Former student at the UA, Neus Estela, working at the Biological Station
Alicante, 25th April 2013
In order to explain the biological and anatomical features, the reintroduction of species, behaviour and ecological importance of chimpanzees, among other things, tomorrow, Friday, 25th April, the Executive Director of the Jane Goodall Institute Spain (IJGE), Federico Bogdanowicz, and Laia Dotras, primatologist at the Institute with experience in Africa, will teach the 1st IJG Course on Primatology: Biology, Ethology and Conservation
Within the programme, that will be launched tomorrow at 8:45 am, at the Graduation Hall Alfredo Orts, located in the UA Optics Building, Federico Bogdanowicz will visit the secondary education centre IES Canastell of San Vicente del Raspeig 10.30 am to explain to students and children with special educational needs the behaviour and features of these animals as well as to disseminate the Roots & Shoots Educational Programme. Finally, on Saturday, 27th April, students enrolled in the course may take a practical at a zoo with different species of primates.
Framed within the UA Jane Goodall Chair, the first edition of the IJG Primatology Course is intended for students of biology, psychology, and all the public at large, interested in a deeper understanding of this fascinating group of animals. The benefits of the course will be used for conservation projects of the Jane Goodall Institute in Africa.
One of the latest projects by the IJGE in collaboration with the University of Alicante, has been the creation of the Biological Station Jallon Fouta in Dindefelo, south of Senegal, near the border with Guinea Conakry. It is a strategic border area that has the last stronghold of chimpanzees in which courses are being organized also in the field of research and conservation of primates.

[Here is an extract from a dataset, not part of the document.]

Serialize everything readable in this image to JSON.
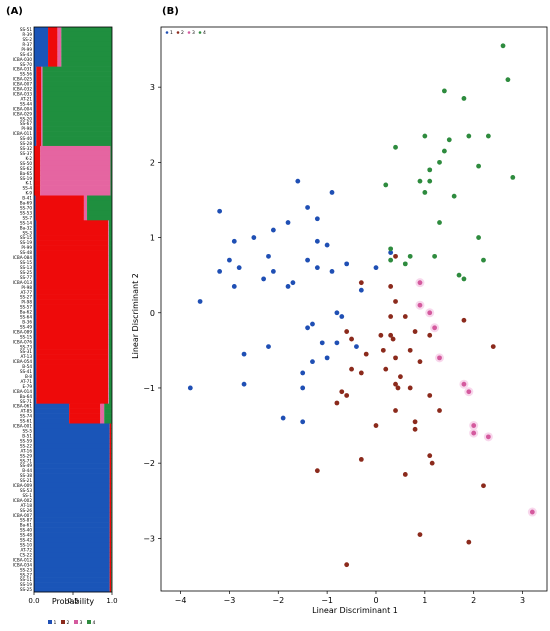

The head of the Department of the African Great Ape Conservation Education and Public Awareness Programme of the same station is Neus Wake, the first UA student who was awarded a scholarship by the Jane Goodall Chair to Senegal.
Federico Bogdanowicz, Master in Anthropology and Primatology from the University of Barcelona. Vice President and Executive Director of Jane Goodall Institute since 2007. He has provided workshops, lectures and conferences on primatology and conservation in various universities and educational centres on primate rescue in Spain, including the First Symposium of Conservation and IJG Primatology at the Autonomous University of Barcelona in 2012. He participated in the 2nd Council Meeting of GRASP (Great Ape Survival Partnership) at Unesco-Paris in 2012. He has also collaborated in situ and ex situ in the IJG research, education and conservation projects in Senegal, Congo, Tanzania and Uganda.

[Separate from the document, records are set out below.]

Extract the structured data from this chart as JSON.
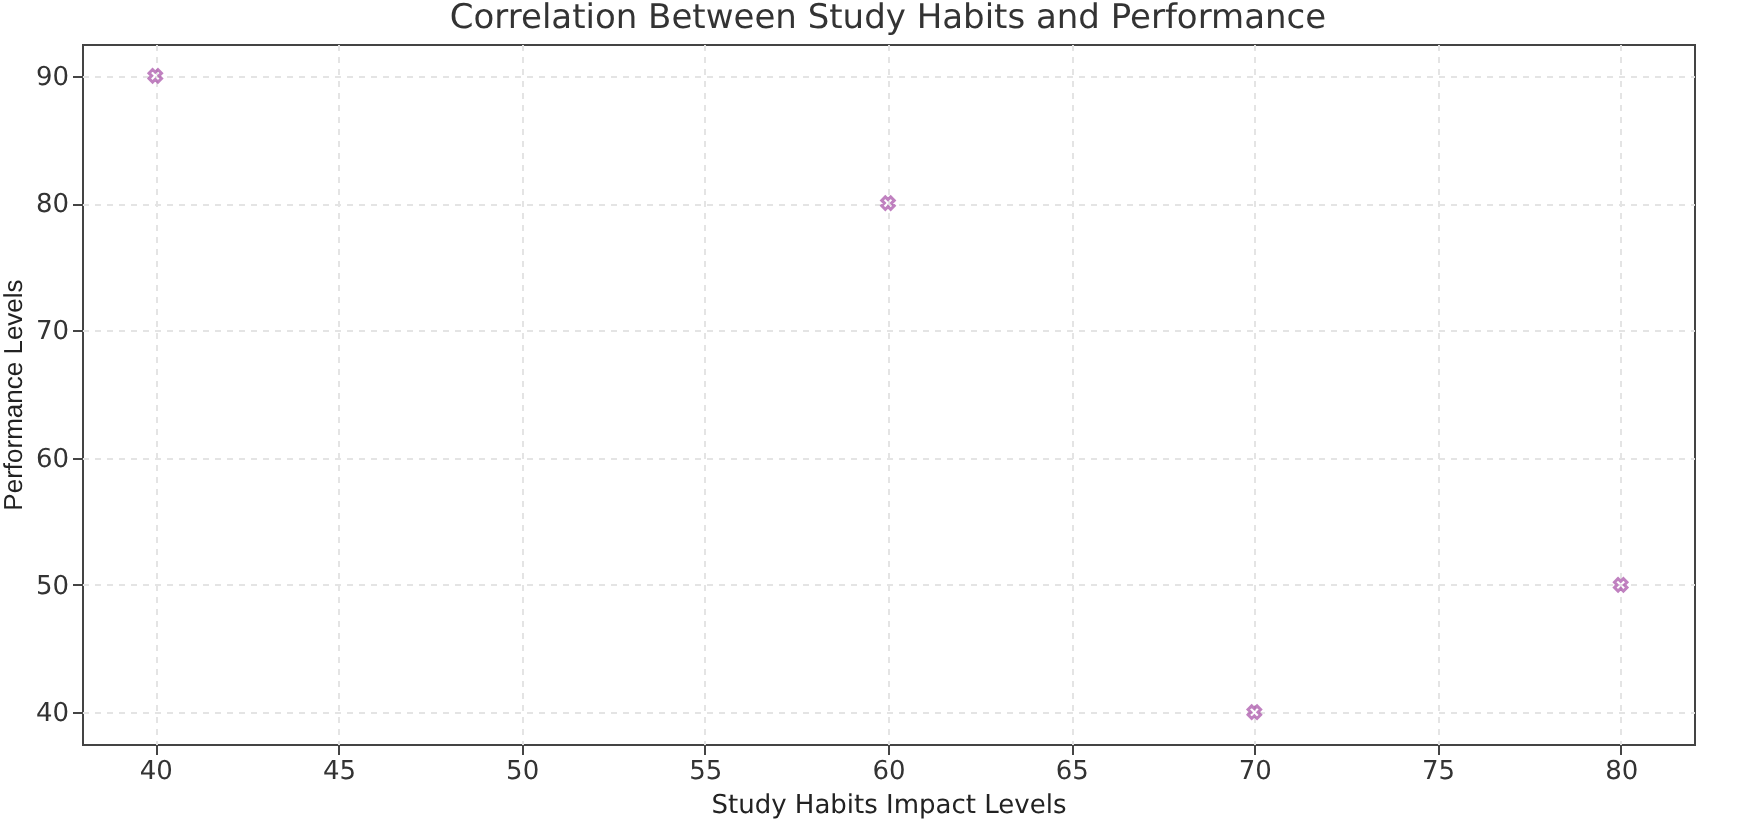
{
  "chart_data": {
    "type": "scatter",
    "title": "Correlation Between Study Habits and Performance",
    "xlabel": "Study Habits Impact Levels",
    "ylabel": "Performance Levels",
    "x": [
      40,
      60,
      70,
      80
    ],
    "series": [
      {
        "color": "#a64ca6",
        "values": [
          90,
          80,
          40,
          50
        ]
      }
    ],
    "xlim": [
      38,
      82
    ],
    "xticks": [
      40,
      45,
      50,
      55,
      60,
      65,
      70,
      75,
      80
    ],
    "ylim": [
      37.5,
      92.5
    ],
    "yticks": [
      40,
      50,
      60,
      70,
      80,
      90
    ],
    "grid": true,
    "marker": "cross"
  }
}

Laia Dotras, Master in Biology and Primatology at the University of Barcelona. Member of the Jane Goodall Institute Spain’s Board and Education Officer thereof. She has worked on projects for the rehabilitation and conservation of chimpanzees in Sierra Leone and the Democratic Republic of Congo. She is currently working with the Lwiro Centre for Primate Rehabilitation in DR Congo. She has lectured on primatology across the country, including the IJG Symposium on Conservation and Primatology at the Autonomuos University of Barcelona in 2012. She has also participated in some PASA conferences on primate conservation education (Pan African Sanctuaries Alliance) in England, South Africa and Uganda.